Some of the men working alongside Conde think of the orchard merely as a Zen garden to escape that anxiety. But Conde wants to use the experience to find work on the outside. Conde immigrated from Guinea more than 20 years ago, started an import/export business, and became a leader in the Guinean expat community before he was caught up in a financial fraud conspiracy case.
At age 47, Conde didn’t know anything about farming when he arrived, but he signed up for the orchard project because he liked being outside and he liked learning. Now, he wants to start an urban farm when he’s finally released. “I wasn’t happy [to come to prison], but I got something good out of this,” he says.
It’s a surprisingly idyllic environment for a job in prison. “They really have taken ownership of this stuff,” Cassidy says of the workers at the orchard. They worry about the chickens when foxes come around and they care for the trees and gardens. Conde points out another benefit of working in the orchard is that Cassidy and McCann treat him like a human. “Every day I can’t wait to come back here because it’s like freedom,” Conde says.
A National Model
Most prison systems are still in the early stages of developing sustainability programs, but it’s likely those programs will grow quickly. Shawn Garvin, regional administrator for the EPA, says it’s normal to see the kind of momentum that took Philadelphia prisons from recycling to urban farming in less than a decade. Those actions can snowball to inspire other agencies and institutions. “And so the PSS becomes one of those shining examples of what you really can do with food waste,” Garvin says.

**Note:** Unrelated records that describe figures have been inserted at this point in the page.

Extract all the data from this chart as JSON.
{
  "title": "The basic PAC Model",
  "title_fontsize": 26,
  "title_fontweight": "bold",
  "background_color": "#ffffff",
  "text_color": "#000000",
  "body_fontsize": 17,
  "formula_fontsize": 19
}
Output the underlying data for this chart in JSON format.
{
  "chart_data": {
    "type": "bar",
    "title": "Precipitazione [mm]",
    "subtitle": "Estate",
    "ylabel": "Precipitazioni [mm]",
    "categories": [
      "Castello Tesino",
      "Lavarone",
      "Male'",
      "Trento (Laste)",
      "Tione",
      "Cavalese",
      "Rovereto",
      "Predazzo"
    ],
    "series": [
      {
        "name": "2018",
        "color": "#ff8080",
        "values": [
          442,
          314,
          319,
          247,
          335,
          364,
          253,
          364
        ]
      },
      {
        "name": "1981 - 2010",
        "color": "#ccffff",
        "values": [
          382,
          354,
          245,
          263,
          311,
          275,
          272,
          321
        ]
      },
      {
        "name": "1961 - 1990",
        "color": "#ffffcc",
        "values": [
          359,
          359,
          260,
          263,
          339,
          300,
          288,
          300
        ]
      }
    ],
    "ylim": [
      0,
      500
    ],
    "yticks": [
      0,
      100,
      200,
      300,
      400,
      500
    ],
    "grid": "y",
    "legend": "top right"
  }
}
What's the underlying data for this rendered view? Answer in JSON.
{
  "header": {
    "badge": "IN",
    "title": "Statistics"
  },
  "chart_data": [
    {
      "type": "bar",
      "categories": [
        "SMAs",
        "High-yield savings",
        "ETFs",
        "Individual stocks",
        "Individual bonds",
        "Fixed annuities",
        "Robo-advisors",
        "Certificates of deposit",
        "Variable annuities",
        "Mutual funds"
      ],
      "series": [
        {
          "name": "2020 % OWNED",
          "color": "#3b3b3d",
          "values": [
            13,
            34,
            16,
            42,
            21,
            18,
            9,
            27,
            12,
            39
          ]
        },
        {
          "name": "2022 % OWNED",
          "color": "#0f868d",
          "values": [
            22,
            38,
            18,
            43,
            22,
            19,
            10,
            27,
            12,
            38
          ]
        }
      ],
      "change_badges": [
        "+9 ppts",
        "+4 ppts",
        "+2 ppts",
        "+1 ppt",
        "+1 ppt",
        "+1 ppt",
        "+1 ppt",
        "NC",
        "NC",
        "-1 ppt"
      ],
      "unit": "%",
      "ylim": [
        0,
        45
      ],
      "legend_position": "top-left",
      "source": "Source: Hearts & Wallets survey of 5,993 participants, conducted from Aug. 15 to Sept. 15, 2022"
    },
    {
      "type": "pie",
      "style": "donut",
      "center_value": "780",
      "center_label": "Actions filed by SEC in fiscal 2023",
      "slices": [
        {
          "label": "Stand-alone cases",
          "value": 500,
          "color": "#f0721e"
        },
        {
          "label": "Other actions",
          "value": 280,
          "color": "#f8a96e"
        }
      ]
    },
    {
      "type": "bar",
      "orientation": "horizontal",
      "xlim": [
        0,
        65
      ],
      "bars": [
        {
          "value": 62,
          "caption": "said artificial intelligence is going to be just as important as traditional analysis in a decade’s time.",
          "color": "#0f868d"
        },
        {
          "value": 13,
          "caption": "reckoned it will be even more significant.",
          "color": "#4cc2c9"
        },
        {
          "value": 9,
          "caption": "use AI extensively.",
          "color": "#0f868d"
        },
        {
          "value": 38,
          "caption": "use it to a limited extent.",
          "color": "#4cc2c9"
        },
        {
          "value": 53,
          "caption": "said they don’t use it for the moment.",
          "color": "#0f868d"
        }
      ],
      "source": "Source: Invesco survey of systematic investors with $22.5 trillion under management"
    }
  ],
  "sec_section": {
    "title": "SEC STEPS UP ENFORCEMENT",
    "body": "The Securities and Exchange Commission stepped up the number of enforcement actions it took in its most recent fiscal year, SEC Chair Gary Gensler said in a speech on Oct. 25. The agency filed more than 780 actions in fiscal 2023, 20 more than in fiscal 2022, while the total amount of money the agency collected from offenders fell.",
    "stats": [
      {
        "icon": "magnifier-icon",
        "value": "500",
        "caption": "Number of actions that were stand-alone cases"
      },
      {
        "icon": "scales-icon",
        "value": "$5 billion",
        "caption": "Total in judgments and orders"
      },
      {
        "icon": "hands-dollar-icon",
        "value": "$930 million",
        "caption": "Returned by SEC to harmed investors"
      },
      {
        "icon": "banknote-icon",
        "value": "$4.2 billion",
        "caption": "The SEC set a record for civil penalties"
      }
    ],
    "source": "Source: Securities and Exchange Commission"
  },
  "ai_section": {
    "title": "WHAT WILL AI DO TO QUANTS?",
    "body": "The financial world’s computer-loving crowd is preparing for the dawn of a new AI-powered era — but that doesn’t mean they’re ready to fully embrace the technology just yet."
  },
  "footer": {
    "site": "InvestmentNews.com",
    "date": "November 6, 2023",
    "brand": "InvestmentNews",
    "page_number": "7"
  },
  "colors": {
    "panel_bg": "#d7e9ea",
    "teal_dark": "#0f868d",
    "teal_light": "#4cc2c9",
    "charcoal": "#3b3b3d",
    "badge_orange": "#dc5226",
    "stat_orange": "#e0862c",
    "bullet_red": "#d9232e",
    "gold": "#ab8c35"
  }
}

The city of Philadelphia itself is looking to the example of its prison system as it expands its sustainability goals. Christine Knapp, director of the Office of Sustainability, says the city’s waste diversion rates have hit a plateau in recent years. The prison compost program nudges those rates and shows the rest of the city that more can truly be done. “Food is the next frontier for diversion,” she says.
Cassidy’s not done pushing either. She plans to build a high tunnel greenhouse to grow crops year-round. Stormwater management and energy efficiency projects are also underway. And Cassidy hopes to bring women into the work programs, too. (Currently there’s no room in the budget to establish a separate shift.)
For Cassidy, the point of all this is simple: she wants to see the inmates learn and leave—and hopefully never come back.